Involvement of SIRT1 in whey protein-mediated suppression of premature senescence of VSMCs triggered by Ang II.

(A and B) Cells pretreated with resveratrol or sirtinol for 60 min were incubated with whey protein for 24 h. The cells were then exposed to vehicle (DMSO) or Ang II for 72 h, and then senescent cells were stained for SA β-gal (A) and quantified. The data are plotted as the percentage of SA β-gal-positive cells (B). Bars represent 200 μm. Representative images are displayed, and vertical bars represent the SE (n=4). **p<0.01 compared to the untreated group; ##p<0.01 compared to the Ang II-treated group; ††p<0.01 compared to Ang II + whey protein-treated group.

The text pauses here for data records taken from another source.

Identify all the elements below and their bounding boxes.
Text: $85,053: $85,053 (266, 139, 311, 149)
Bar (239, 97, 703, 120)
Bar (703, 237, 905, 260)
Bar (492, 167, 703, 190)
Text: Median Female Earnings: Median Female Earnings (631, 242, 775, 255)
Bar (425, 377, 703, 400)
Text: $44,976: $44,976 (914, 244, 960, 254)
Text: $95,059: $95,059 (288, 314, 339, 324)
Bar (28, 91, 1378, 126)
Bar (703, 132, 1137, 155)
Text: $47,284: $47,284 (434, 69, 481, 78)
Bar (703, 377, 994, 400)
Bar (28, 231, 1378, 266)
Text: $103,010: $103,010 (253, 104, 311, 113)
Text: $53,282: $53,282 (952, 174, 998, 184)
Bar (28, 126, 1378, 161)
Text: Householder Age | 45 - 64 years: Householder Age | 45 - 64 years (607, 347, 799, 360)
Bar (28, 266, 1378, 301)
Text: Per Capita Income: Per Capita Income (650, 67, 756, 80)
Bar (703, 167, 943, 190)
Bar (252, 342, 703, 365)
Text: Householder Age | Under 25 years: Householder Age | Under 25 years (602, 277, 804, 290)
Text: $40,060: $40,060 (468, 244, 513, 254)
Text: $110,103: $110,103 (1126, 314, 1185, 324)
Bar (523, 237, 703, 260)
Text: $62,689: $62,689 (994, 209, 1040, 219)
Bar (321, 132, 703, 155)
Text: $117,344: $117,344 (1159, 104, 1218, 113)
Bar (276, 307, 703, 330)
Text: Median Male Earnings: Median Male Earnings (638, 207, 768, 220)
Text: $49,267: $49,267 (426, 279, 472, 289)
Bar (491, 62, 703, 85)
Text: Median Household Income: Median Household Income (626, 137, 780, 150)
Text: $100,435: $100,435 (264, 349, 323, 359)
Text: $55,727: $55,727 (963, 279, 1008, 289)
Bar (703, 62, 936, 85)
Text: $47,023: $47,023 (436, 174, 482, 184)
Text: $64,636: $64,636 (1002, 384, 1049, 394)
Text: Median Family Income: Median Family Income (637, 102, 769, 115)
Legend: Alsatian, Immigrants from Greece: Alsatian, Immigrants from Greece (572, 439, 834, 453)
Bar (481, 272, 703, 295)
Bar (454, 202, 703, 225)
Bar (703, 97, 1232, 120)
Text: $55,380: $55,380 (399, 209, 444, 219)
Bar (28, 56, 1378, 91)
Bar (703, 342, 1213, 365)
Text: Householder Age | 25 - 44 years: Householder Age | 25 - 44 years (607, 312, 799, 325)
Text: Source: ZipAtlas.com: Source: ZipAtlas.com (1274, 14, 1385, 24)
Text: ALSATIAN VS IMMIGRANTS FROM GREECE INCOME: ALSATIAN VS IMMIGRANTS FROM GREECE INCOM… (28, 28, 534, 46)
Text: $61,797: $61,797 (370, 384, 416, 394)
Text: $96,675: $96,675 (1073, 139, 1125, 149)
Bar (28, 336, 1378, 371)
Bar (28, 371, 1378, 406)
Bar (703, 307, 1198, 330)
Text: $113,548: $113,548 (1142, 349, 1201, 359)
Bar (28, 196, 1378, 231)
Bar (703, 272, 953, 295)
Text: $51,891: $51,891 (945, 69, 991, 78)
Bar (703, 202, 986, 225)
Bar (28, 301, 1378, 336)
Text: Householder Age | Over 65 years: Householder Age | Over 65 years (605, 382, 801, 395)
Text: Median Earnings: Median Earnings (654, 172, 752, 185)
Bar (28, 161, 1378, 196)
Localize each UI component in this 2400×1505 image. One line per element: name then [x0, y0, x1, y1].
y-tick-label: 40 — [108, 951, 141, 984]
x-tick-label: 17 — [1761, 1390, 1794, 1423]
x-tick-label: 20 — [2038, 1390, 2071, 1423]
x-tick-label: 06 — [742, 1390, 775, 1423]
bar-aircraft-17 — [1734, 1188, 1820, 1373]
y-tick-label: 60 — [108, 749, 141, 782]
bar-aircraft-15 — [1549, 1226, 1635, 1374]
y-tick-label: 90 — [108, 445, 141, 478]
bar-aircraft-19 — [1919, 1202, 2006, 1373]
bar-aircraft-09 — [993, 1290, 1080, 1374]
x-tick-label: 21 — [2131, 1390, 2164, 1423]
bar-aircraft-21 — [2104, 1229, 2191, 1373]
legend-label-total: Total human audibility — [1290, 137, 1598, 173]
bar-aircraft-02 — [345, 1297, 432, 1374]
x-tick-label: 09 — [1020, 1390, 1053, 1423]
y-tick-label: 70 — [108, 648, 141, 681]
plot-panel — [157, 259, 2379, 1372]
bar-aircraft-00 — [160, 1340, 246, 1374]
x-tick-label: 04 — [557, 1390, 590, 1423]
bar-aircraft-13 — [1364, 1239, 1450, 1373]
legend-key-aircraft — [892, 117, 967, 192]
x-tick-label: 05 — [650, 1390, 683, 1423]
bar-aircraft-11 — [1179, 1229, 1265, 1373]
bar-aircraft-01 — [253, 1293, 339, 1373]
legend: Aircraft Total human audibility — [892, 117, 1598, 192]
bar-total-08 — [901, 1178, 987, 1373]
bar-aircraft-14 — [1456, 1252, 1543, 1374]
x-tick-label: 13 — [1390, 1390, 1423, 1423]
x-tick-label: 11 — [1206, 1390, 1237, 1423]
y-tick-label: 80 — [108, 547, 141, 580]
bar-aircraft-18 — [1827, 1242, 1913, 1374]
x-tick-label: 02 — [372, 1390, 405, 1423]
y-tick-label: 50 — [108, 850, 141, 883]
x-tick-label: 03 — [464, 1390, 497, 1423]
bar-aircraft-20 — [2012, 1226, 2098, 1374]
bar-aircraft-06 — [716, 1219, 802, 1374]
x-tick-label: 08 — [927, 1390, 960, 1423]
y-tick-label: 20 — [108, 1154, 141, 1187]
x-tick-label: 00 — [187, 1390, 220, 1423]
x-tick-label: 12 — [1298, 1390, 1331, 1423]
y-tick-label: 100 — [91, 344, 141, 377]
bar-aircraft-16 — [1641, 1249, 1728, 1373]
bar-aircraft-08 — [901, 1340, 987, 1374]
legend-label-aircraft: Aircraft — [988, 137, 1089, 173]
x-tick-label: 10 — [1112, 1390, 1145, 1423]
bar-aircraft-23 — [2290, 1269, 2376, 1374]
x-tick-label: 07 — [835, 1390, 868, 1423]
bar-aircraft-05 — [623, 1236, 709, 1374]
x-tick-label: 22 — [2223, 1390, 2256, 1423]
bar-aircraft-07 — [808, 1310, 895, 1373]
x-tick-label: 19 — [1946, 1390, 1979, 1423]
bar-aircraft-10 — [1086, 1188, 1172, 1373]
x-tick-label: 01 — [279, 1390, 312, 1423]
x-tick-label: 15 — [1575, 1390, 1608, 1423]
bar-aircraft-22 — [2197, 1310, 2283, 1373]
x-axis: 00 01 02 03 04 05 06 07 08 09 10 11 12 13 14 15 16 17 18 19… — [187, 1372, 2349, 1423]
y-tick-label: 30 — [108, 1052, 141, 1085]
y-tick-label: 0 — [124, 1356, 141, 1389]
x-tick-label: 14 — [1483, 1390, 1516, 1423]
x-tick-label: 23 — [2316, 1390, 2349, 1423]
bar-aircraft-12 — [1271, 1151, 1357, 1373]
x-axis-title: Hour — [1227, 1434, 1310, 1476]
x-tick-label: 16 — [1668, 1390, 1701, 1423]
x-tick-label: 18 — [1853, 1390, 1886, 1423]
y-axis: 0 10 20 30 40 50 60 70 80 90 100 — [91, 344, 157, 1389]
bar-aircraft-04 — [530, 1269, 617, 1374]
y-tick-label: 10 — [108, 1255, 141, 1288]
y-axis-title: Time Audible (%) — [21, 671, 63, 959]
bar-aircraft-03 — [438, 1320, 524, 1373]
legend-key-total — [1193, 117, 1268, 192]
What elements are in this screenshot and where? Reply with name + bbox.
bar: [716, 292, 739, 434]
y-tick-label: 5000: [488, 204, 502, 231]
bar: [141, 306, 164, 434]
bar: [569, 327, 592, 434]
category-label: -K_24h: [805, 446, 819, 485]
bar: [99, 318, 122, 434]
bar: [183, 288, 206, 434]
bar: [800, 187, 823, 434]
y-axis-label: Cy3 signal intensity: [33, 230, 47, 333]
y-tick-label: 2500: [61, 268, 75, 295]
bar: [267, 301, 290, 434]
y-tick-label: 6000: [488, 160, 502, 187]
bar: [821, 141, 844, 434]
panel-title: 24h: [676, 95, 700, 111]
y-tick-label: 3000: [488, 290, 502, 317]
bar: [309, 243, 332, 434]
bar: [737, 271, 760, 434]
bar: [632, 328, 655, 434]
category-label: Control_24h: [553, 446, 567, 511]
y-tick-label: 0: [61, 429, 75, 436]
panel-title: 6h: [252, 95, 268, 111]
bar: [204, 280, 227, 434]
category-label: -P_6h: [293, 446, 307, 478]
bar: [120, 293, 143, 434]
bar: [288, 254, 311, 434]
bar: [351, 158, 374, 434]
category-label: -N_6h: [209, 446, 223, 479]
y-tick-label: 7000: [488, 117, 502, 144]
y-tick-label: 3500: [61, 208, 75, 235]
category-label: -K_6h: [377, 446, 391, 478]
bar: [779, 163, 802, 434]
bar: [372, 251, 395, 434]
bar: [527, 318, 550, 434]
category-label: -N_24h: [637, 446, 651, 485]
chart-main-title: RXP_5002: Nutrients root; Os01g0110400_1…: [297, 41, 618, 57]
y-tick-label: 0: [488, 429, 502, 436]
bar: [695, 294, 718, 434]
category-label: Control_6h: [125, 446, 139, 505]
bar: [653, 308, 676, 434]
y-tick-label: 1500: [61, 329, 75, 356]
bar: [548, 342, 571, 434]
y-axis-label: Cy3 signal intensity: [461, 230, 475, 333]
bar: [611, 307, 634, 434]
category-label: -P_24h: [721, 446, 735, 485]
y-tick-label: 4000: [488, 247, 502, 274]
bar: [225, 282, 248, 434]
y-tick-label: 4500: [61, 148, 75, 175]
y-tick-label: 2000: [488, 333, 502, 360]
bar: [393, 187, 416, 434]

In summary, the present findings demonstrate that whey protein modulates premature senescence of VSMCs triggered by Ang II through transcriptional upregulation of SIRT1 expression. To our knowledge, this study provides the first evidence that whey protein-mediated upregulation of SIRT1 prevents vascular aging. This novel finding provides insights into the anti-senescence effects of whey protein, as well as the molecular mechanisms underlying SIRT1 expression. The anti-aging effect of whey protein in vasculature supports the use of dairy-based functional foods to maintain and improve vascular homeostasis.